When can I travel to other parts of the UK?
Travel around the rest of the UK will be a matter for the Scottish Government to decide, in conjunction with the leaders in England, Northern Ireland and Wales.
While the Scottish Government could allow people to travel into other parts of the UK at the same time as staycations in Scotland are permitted, the ability to travel into other areas will also be down to the approach taken by other nations.
People from England, Wales and Northern Ireland will not be allowed to travel into Scotland until their devolved governments permit travel and the Scottish Government welcomes travel into Scotland from elsewhere in the UK.
What are the rules likely to be on travelling in Scotland?
Nicola Sturgeon has disclosed that there will be a levelled approach to easing restrictions, which means rules could still be in place when businesses reopen and travel resumes.
Previously when the national lockdown was eased in 2020, people in Scotland had to wear face coverings in indoor facilities and on public transport.
There were also social distancing rules in parks and public spaces as well as reduced transport and localised restrictions which meant you couldn’t travel into some areas if infection rates were high.
It is not known whether these regulations could be reintroduced.
In England there will still be some social distancing requirements until 21 June so it is a possibility that Scotland could also follow suit.
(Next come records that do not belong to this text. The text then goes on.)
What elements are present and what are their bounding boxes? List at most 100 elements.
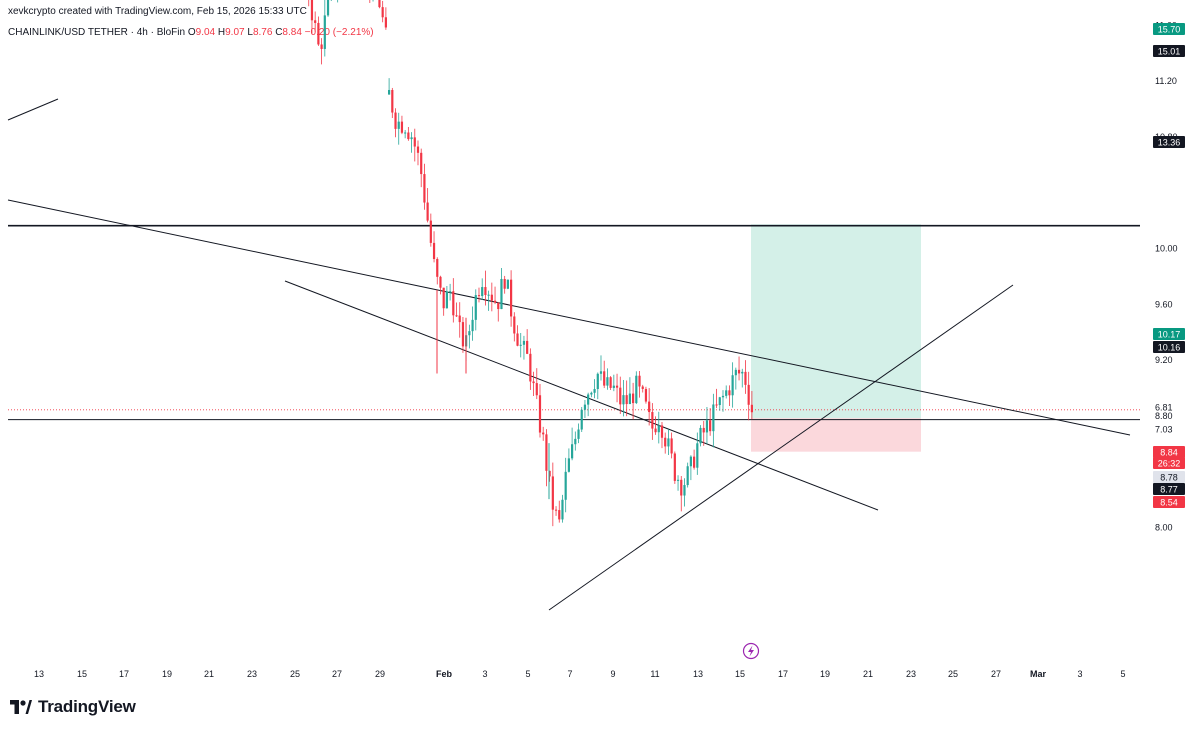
candle: [449, 283, 452, 301]
x-axis-tick-label: 25: [290, 669, 300, 679]
candle-body: [548, 470, 551, 477]
candle-body: [702, 427, 705, 433]
candle-body: [619, 387, 622, 405]
price-label: 8.84: [1153, 446, 1185, 458]
candle-body: [506, 279, 509, 289]
price-label-text: 15.01: [1158, 46, 1181, 56]
x-axis-tick-label: Feb: [436, 669, 453, 679]
x-axis-tick-label: 23: [906, 669, 916, 679]
candle: [323, 0, 326, 57]
x-axis-tick-label: 15: [77, 669, 87, 679]
candle: [596, 372, 599, 400]
candle: [326, 0, 330, 17]
candle-body: [744, 371, 747, 385]
candle: [436, 257, 439, 285]
trendline[interactable]: [548, 284, 1014, 611]
candle-body: [571, 444, 574, 459]
candle: [667, 429, 670, 456]
candle: [388, 78, 391, 95]
y-axis-tick-label: 9.20: [1155, 355, 1173, 365]
candle: [571, 427, 574, 461]
candle: [429, 213, 432, 247]
candle-body: [638, 375, 641, 387]
candle-body: [667, 438, 670, 447]
candle-body: [397, 121, 400, 129]
candle-body: [404, 132, 407, 134]
candle-body: [641, 386, 644, 389]
candle-body: [561, 499, 564, 520]
open-label: O: [187, 27, 196, 38]
candle-body: [510, 279, 513, 317]
trendline[interactable]: [7, 98, 59, 121]
candle: [477, 287, 481, 303]
candle-body: [516, 333, 519, 346]
candle-body: [709, 420, 712, 432]
y-axis-tick-label: 9.60: [1155, 299, 1173, 309]
candle-body: [432, 242, 436, 259]
x-axis-tick-label: 15: [735, 669, 745, 679]
price-label-bg: [1153, 457, 1185, 469]
price-label-text: 15.70: [1158, 24, 1181, 34]
candle-body: [449, 291, 452, 293]
candle-body: [487, 294, 490, 296]
candle: [452, 278, 455, 323]
candle-body: [445, 291, 448, 309]
candle-body: [381, 7, 384, 18]
candle-body: [699, 427, 702, 444]
trendline[interactable]: [284, 280, 879, 511]
candle: [609, 376, 612, 391]
candle-body: [747, 384, 750, 405]
candle: [529, 348, 532, 390]
candle-body: [583, 404, 587, 410]
candle: [535, 368, 538, 400]
candle: [583, 400, 587, 418]
candle: [750, 391, 753, 420]
candle: [615, 373, 619, 403]
candle-body: [503, 278, 506, 289]
target-zone[interactable]: [751, 224, 921, 419]
candle-body: [593, 389, 596, 393]
candle-body: [429, 220, 432, 243]
candle-body: [461, 322, 465, 347]
candle: [397, 112, 400, 145]
candle: [657, 411, 660, 444]
candle: [721, 390, 725, 412]
candle-body: [606, 377, 609, 386]
candle: [638, 371, 641, 398]
x-axis-tick-label: 5: [1120, 669, 1125, 679]
price-label-bg: [1153, 496, 1185, 508]
price-label-bg: [1153, 483, 1185, 495]
candle-body: [718, 397, 721, 406]
x-axis-tick-label: 29: [375, 669, 385, 679]
symbol-name[interactable]: CHAINLINK/USD TETHER · 4h · BloFin: [8, 27, 186, 38]
candle-body: [416, 146, 420, 153]
x-axis-tick-label: 7: [567, 669, 572, 679]
candle-body: [644, 388, 648, 402]
candle-body: [532, 381, 535, 384]
candle: [420, 148, 423, 188]
price-label-bg: [1153, 471, 1185, 483]
trendline[interactable]: [7, 199, 1131, 436]
price-label: 15.01: [1153, 45, 1185, 57]
candle-body: [452, 291, 455, 316]
price-label: 8.77: [1153, 483, 1185, 495]
open-value: 9.04: [195, 27, 216, 38]
x-axis-tick-label: 21: [204, 669, 214, 679]
candle: [526, 329, 529, 355]
candle-body: [497, 302, 500, 310]
stop-zone[interactable]: [751, 418, 921, 452]
candle: [676, 475, 680, 491]
candle: [490, 282, 493, 312]
candle-body: [741, 371, 744, 374]
candle: [705, 406, 709, 445]
candle: [519, 332, 522, 358]
candle: [554, 506, 558, 516]
candle-body: [407, 132, 410, 140]
candle: [474, 289, 477, 331]
lightning-icon[interactable]: [742, 642, 760, 660]
candle: [628, 377, 631, 405]
candle-body: [587, 394, 590, 405]
candle: [660, 422, 664, 449]
price-label: 10.16: [1153, 341, 1185, 353]
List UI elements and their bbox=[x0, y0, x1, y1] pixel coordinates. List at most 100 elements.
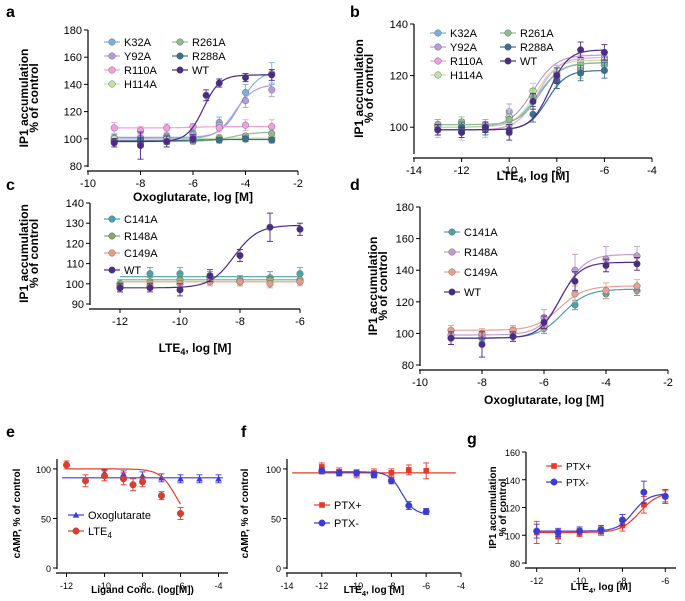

UK Ministers will review restrictions on social distancing and other “long-term measures” designed to reduce transmission, including the “one metre plus” rule and the wearing of face coverings in England, before the fourth step (expected on 21 June)
It is likely that this approach will also be taken in Scotland, with some restrictions remaining in place until early summer.
Will I need a vaccine passport?
A coronavirus vaccine passport system could be introduced in Scotland in the future, Scotland’s national clinical director Prof Jason Leitch said on 28 January.
Mr Johnson stated on 22 February that the UK Government would also “consider the potential role of Covid status certification” prior to step three of England’s route map, in helping indoor venues to reopen safely.
However, Professor Melinda Mills, director of the Leverhulme Centre for Demographic Science at the University of Oxford, said: “The intended use will have significant implications across a wide range of legal and ethical issues that need to be fully explored and could inadvertently discriminate or exacerbate existing inequalities.
“There is a risk that they could unjustly discriminate in hiring, attending events, insurance companies housing applications – you can think of many examples.
She added: “There are also additional concerns about whether the vaccine data – the vaccination data – could be linked for unintended reasons, such as immigration authorities.”
This article will be updated following the First Minister latest Covid restrictions announcement, on 23 February at 2.15pm.